Interesting question... I'm sure with our BrainPals™ (as seen in John Scalzi's Old Man's War series) we can better quantify alternatives, as well as take more data into consideration. So, if someone on the street asks you for something, you "intuitively" sense that there's a 12% chance he wants to mug you, based on certain parameters. Of course, that's just improved applications of a known method.
Taking a step back, it's also interesting to see what will happen to rationalism in the general population -- are we becoming more rational over time? Or is it just something for a small group? I think that today the methods of rationality are at least available to more people (some of the smartest people in previous ages could have made good use of that!), but that doesn't mean humanity as a whole gets more rational.

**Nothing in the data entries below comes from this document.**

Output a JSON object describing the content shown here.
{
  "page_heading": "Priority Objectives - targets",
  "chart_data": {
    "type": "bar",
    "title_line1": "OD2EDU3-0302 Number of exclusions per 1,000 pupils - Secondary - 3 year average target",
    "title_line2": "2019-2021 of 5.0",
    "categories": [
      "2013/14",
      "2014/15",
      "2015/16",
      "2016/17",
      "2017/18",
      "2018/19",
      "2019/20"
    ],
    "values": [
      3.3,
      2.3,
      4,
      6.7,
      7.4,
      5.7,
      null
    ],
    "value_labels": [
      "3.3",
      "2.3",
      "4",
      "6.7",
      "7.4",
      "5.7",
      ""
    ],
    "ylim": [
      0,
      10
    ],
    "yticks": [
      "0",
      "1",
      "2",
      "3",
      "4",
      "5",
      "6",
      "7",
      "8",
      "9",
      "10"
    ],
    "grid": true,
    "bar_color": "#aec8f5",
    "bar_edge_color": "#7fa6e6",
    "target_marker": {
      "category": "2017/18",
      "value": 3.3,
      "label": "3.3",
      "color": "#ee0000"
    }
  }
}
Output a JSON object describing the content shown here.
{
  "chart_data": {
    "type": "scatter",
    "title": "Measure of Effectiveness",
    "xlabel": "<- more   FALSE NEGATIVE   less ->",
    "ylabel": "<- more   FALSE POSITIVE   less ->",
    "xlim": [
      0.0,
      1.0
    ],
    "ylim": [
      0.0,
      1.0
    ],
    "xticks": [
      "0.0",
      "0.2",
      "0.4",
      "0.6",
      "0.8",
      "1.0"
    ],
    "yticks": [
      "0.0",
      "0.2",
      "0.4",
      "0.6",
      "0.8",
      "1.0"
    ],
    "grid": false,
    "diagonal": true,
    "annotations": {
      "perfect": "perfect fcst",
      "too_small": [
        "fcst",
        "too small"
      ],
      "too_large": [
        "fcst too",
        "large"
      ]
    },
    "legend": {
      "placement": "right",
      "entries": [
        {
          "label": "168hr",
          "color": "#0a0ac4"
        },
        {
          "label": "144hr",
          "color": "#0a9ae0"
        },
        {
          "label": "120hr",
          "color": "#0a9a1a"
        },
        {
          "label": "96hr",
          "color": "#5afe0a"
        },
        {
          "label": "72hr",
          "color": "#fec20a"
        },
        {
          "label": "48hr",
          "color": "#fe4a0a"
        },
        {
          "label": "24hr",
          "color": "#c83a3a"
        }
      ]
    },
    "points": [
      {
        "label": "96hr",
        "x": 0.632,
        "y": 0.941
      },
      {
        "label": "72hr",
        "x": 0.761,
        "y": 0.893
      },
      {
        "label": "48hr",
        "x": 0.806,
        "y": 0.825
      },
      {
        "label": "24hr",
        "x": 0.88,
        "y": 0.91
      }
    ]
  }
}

One of the standard methods of science-fiction world-building is to take a current trend and extrapolate it into the future, and see what comes out. One trend I've observed is that over the last century or so, people have kept coming up with clever new ways to find answers to important questions - that is, developing new methods of rationality.
So, given what we do currently know about the overall shape of such methods, from Godel's Incompleteness Theory to Kolmogorov Complexity to the various ways to get around Prisoner's Dilemmas... Then, at least in a general science-fictional world-building sense, what might we be able to guess or say about what rationalists will be like in, oh, 50-100 years?